The newly released Spotlight report addresses these issues and more surrounding Enbridge, and includes a forecast of the future performance of Enbridge’s Liquids Pipeline segment considering the regulatory challenges it faces, as well as the outlook for North American crude oil infrastructure. We also delve into the individual pipeline performance of Enbridge’s liquids and gas pipelines, including, among others, Athabasca, Spearhead, Seaway, and Flannagan South. For more information on the report, click here.

"Bridge Over Troubled Water" was written by Paul Simon, and appears as the first song on Simon & Garfunkel's fifth and final studio album of the same name. The song’s vocals were recorded in November 1969 at Columbia Studio B and E in New York City in November 1969, and the instrumentation was recorded the same month at CBS Columbia Square in Los Angeles. Paul Simon says the tune was written over a very short amount of time. Released as the second single from the album in January 1970, the song went to #1 on the Billboard Hot 100 Singles chart. It would become the biggest hit single for the duo of their career. The song won five Grammy Awards in 1971, including Record of the Year and Song of the Year. It has been covered by more than 50 artists, and has been certified Gold by the Recording Industry Association of America (RIAA). Personnel on the record were: Art Garfunkel (lead vocals), Paul Simon (backing vocals, acoustic guitar), Larry Knechtel (piano), Hal Blaine (drums), Joe Osborn (bass), Fred Carter Jr. (electric guitar), Gary Coleman (vibraphone), and Jimmie Haskell and Ernie Freeman (strings).

The album Bridge Over Troubled Water was produced by Paul Simon, Art Garfunkel, and Roy Halee. Released in January 1970, it went to #1 on the Billboard Top 200 Albums chart, and has been certified 8X Platinum by the RIAA. Four singles were released from the LP. A 72-minute documentary about the making of the album, The Harmony Game, was released in 2011.
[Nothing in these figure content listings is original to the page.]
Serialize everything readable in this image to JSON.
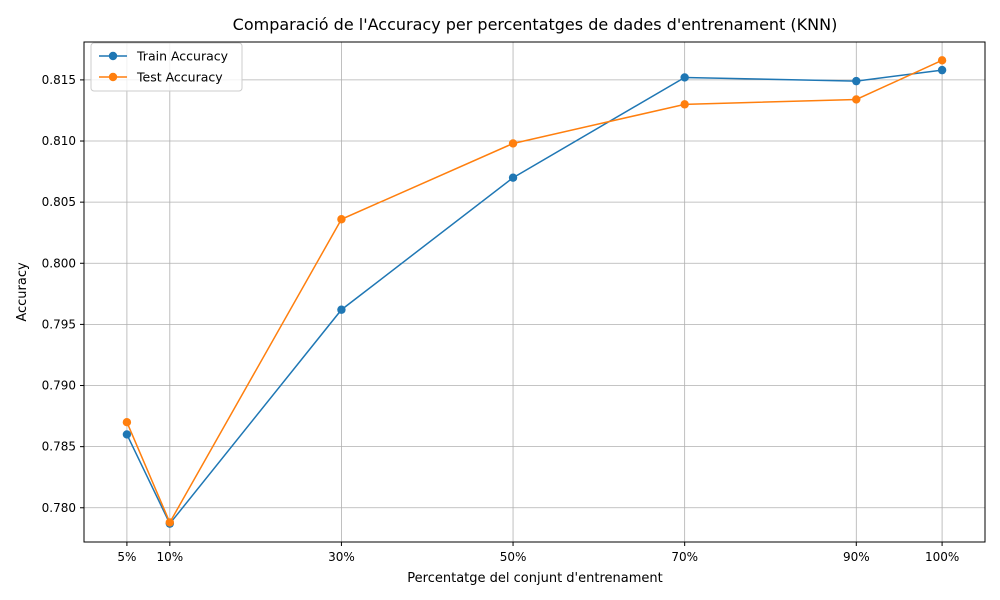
{
  "chart_data": {
    "type": "line",
    "title": "Comparació de l'Accuracy per percentatges de dades d'entrenament (KNN)",
    "xlabel": "Percentatge del conjunt d'entrenament",
    "ylabel": "Accuracy",
    "x": [
      5,
      10,
      30,
      50,
      70,
      90,
      100
    ],
    "x_tick_labels": [
      "5%",
      "10%",
      "30%",
      "50%",
      "70%",
      "90%",
      "100%"
    ],
    "xlim": [
      0,
      105
    ],
    "ylim": [
      0.7772,
      0.8181
    ],
    "y_ticks": [
      0.78,
      0.785,
      0.79,
      0.795,
      0.8,
      0.805,
      0.81,
      0.815
    ],
    "y_tick_labels": [
      "0.780",
      "0.785",
      "0.790",
      "0.795",
      "0.800",
      "0.805",
      "0.810",
      "0.815"
    ],
    "grid": true,
    "legend_position": "top-left",
    "series": [
      {
        "name": "Train Accuracy",
        "color": "#1f77b4",
        "marker": "circle",
        "values": [
          0.786,
          0.7787,
          0.7962,
          0.807,
          0.8152,
          0.8149,
          0.8158
        ]
      },
      {
        "name": "Test Accuracy",
        "color": "#ff7f0e",
        "marker": "circle",
        "values": [
          0.787,
          0.7788,
          0.8036,
          0.8098,
          0.813,
          0.8134,
          0.8166
        ]
      }
    ]
  }
}
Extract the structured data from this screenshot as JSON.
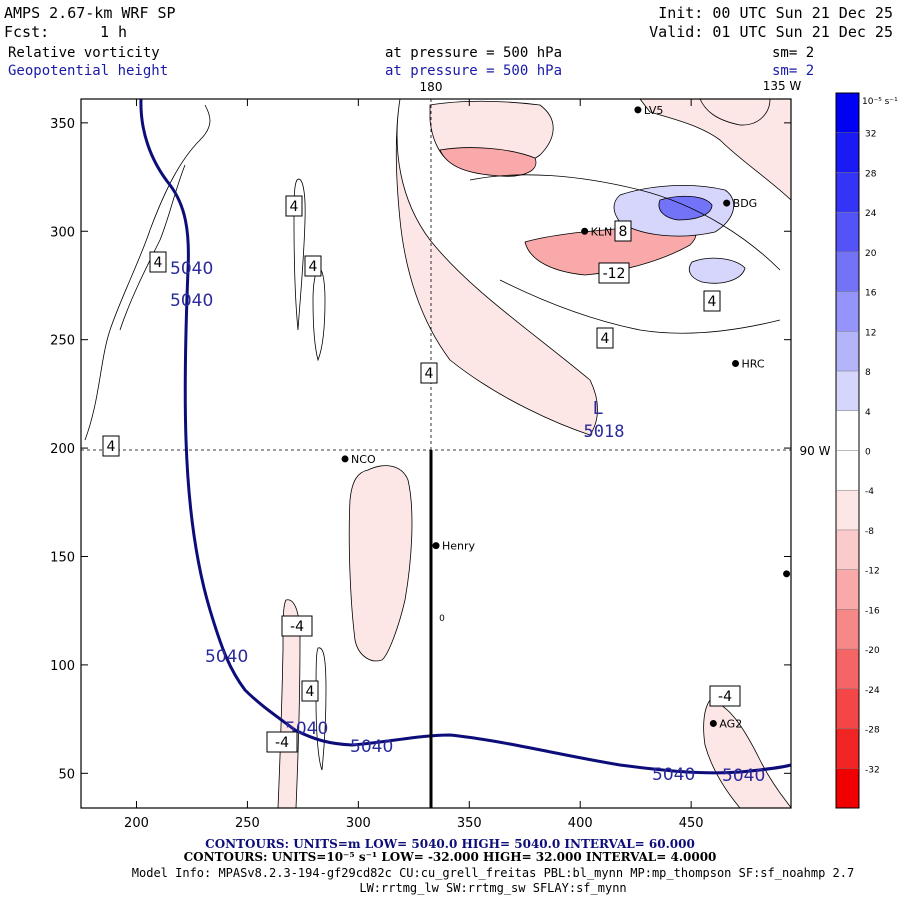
{
  "header": {
    "model": "AMPS 2.67-km WRF SP",
    "fcst_label": "Fcst:",
    "fcst_value": "1 h",
    "init": "Init: 00 UTC Sun 21 Dec 25",
    "valid": "Valid: 01 UTC Sun 21 Dec 25",
    "field1_name": "Relative vorticity",
    "field1_level": "at pressure =  500 hPa",
    "field1_sm": "sm= 2",
    "field2_name": "Geopotential height",
    "field2_level": "at pressure =  500 hPa",
    "field2_sm": "sm= 2"
  },
  "map": {
    "lon_labels": [
      "180",
      "135 W",
      "90 W"
    ],
    "x_ticks": [
      "200",
      "250",
      "300",
      "350",
      "400",
      "450"
    ],
    "y_ticks": [
      "350",
      "300",
      "250",
      "200",
      "150",
      "100",
      "50"
    ],
    "x_tick_values": [
      200,
      250,
      300,
      350,
      400,
      450
    ],
    "y_tick_values": [
      350,
      300,
      250,
      200,
      150,
      100,
      50
    ],
    "x_range": [
      175,
      495
    ],
    "y_range": [
      34,
      361
    ],
    "stations": [
      {
        "name": "LV5",
        "x": 426,
        "y": 356
      },
      {
        "name": "BDG",
        "x": 466,
        "y": 313
      },
      {
        "name": "KLN",
        "x": 402,
        "y": 300
      },
      {
        "name": "HRC",
        "x": 470,
        "y": 239
      },
      {
        "name": "NCO",
        "x": 294,
        "y": 195
      },
      {
        "name": "Henry",
        "x": 335,
        "y": 155
      },
      {
        "name": "AG2",
        "x": 460,
        "y": 73
      },
      {
        "name": "",
        "x": 493,
        "y": 142
      }
    ],
    "low_marker": {
      "symbol": "L",
      "value": "5018"
    },
    "height_labels": [
      "5040",
      "5040",
      "5040",
      "5040",
      "5040",
      "5040",
      "5040"
    ],
    "vort_labels": [
      "4",
      "4",
      "4",
      "4",
      "4",
      "4",
      "8",
      "-12",
      "4",
      "-4",
      "4",
      "-4",
      "-4",
      "0"
    ]
  },
  "colorbar": {
    "unit": "10⁻⁵ s⁻¹",
    "levels": [
      36,
      32,
      28,
      24,
      20,
      16,
      12,
      8,
      4,
      0,
      -4,
      -8,
      -12,
      -16,
      -20,
      -24,
      -28,
      -32,
      -36
    ],
    "labels": [
      "32",
      "28",
      "24",
      "20",
      "16",
      "12",
      "8",
      "4",
      "0",
      "-4",
      "-8",
      "-12",
      "-16",
      "-20",
      "-24",
      "-28",
      "-32"
    ],
    "colors": [
      "#0000f2",
      "#1a1af4",
      "#3434f6",
      "#5353f7",
      "#7373f8",
      "#9494fa",
      "#b4b4fb",
      "#d6d6fd",
      "#ffffff",
      "#ffffff",
      "#fde6e6",
      "#fbcaca",
      "#f9a9a9",
      "#f78888",
      "#f56565",
      "#f44646",
      "#f22525",
      "#f00000"
    ]
  },
  "footer": {
    "line1": "CONTOURS:  UNITS=m  LOW=  5040.0        HIGH=  5040.0        INTERVAL=   60.000",
    "line2": "CONTOURS:  UNITS=10⁻⁵ s⁻¹  LOW= -32.000        HIGH=  32.000        INTERVAL=   4.0000",
    "line3": "Model Info: MPASv8.2.3-194-gf29cd82c CU:cu_grell_freitas PBL:bl_mynn MP:mp_thompson SF:sf_noahmp 2.7",
    "line4": "LW:rrtmg_lw SW:rrtmg_sw SFLAY:sf_mynn"
  }
}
Simon & Garfunkel are an American folk-rock duo formed in New York City in 1957, when they went under the name Tom & Jerry. They started using their real names when they signed a record deal with Columbia Records in 1963. The duo officially broke up in 1970, after releasing Bridge Over Troubled Water, the most successful record of their career. They have sold more than 100 million records worldwide and have released five studio albums, four live albums, one soundtrack album, 13 compilation albums, one EP, and 26 singles. Simon & Garfunkel have won one Brit Award, nine Grammy Awards, four Grammy Hall of Fame Awards, and a Grammy Lifetime Achievement Award. They were inducted into the Rock and Roll Hall of Fame in 1990. Both artists have gone on to successful solo paths since the duo's breakup, Garfunkel as a solo music artist and actor, and Simon as a music artist. They reunited for a tour in 2009, and a one-off concert at the New Orleans Jazz & Heritage Festival in 2010, but have not worked together since. Simon retired from performing in 2018.